Relative change in capacitance $\left(\Delta C_{structure}\text{/}{C}_0\right)$, where $C_0$ is the initial capacitance and gain of DNA origami relative to the change in capacitance of DNA hybridization $\left(\Delta C_{ssDNA}\right)$. (A) and (B) $\Delta C_{structure}\text{/}{C}_0$ of the normally closed and normally open DNA origami in the presence of 1 nM (nmol/L) analyte as a function of the DC bias $\left(V_{DC}-V_{Ag\text{/}AgCl}\right)$ relative to the absence of analyte.
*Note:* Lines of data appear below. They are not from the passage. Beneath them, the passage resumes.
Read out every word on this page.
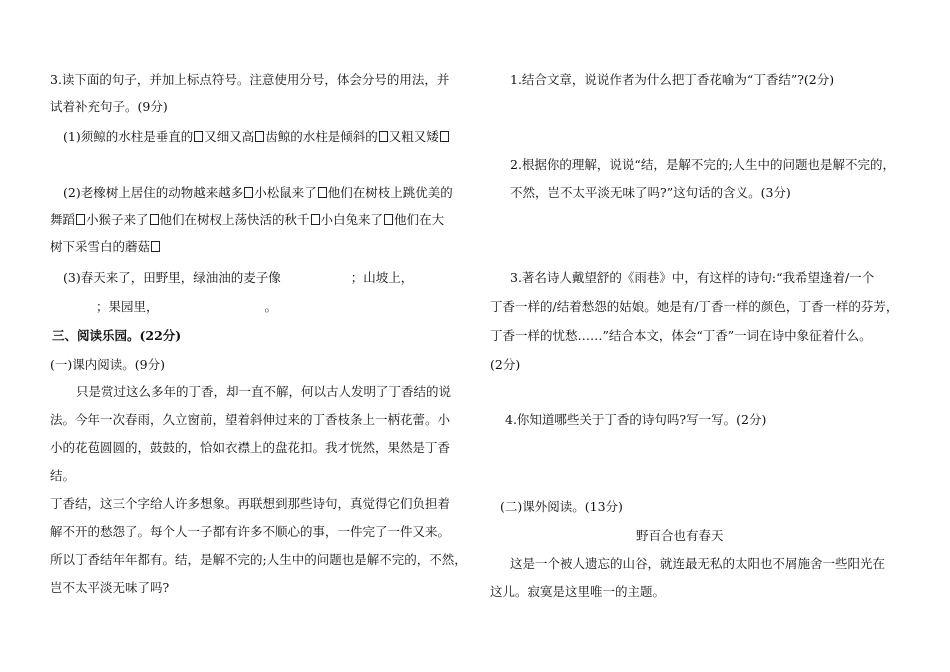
3.读下面的句子，并加上标点符号。注意使用分号，体会分号的用法，并
试着补充句子。(9分)
(1)须鲸的水柱是垂直的 又细又高 齿鲸的水柱是倾斜的 又粗又矮
(2)老橡树上居住的动物越来越多 小松鼠来了 他们在树枝上跳优美的
舞蹈 小猴子来了 他们在树杈上荡快活的秋千 小白兔来了 他们在大
树下采雪白的蘑菇
(3)春天来了，田野里，绿油油的麦子像	；山坡上，
；果园里，	。
三、阅读乐园。(22分)
(一)课内阅读。(9分)
只是赏过这么多年的丁香，却一直不解，何以古人发明了丁香结的说
法。今年一次春雨，久立窗前，望着斜伸过来的丁香枝条上一柄花蕾。小
小的花苞圆圆的，鼓鼓的，恰如衣襟上的盘花扣。我才恍然，果然是丁香
结。
丁香结，这三个字给人许多想象。再联想到那些诗句，真觉得它们负担着
解不开的愁怨了。每个人一子都有许多不顺心的事，一件完了一件又来。
所以丁香结年年都有。结，是解不完的;人生中的问题也是解不完的，不然，
岂不太平淡无味了吗?
1.结合文章，说说作者为什么把丁香花喻为“丁香结”?(2分)
2.根据你的理解，说说“结，是解不完的;人生中的问题也是解不完的，
不然，岂不太平淡无味了吗?”这句话的含义。(3分)
3.著名诗人戴望舒的《雨巷》中，有这样的诗句:“我希望逢着/一个
丁香一样的/结着愁怨的姑娘。她是有/丁香一样的颜色，丁香一样的芬芳，
丁香一样的忧愁……”结合本文，体会“丁香”一词在诗中象征着什么。
(2分)
4.你知道哪些关于丁香的诗句吗?写一写。(2分)
(二)课外阅读。(13分)
野百合也有春天
这是一个被人遗忘的山谷，就连最无私的太阳也不屑施舍一些阳光在
这儿。寂寞是这里唯一的主题。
The dashed lines in each panel show $\Delta C_{ssDNA}$ in the presence of 1 nM (nmol/L) of DNA analyte. (C) Gain $\left(G\right)$ of the normally closed (blue) and normally open (orange) DNA origami over the DNA hybridization case. (D) Schematic of the forces from the hinge spring constant, $F_H$, and the portion of electric force normal to the hinge, $F_E$, at the relevant angles for the two structures as described in the main text. (E) $\Delta C_{structure}\text{/}{C}_0$ as a function of the analyte concentration in solution. The zero-concentration case represents a control with a non-complementary sequence. For all plots in the figure, three independent measurements were used to estimate expanded uncertainties are reported with coverage factor $k\text{=}2$ (95 % confidence interval).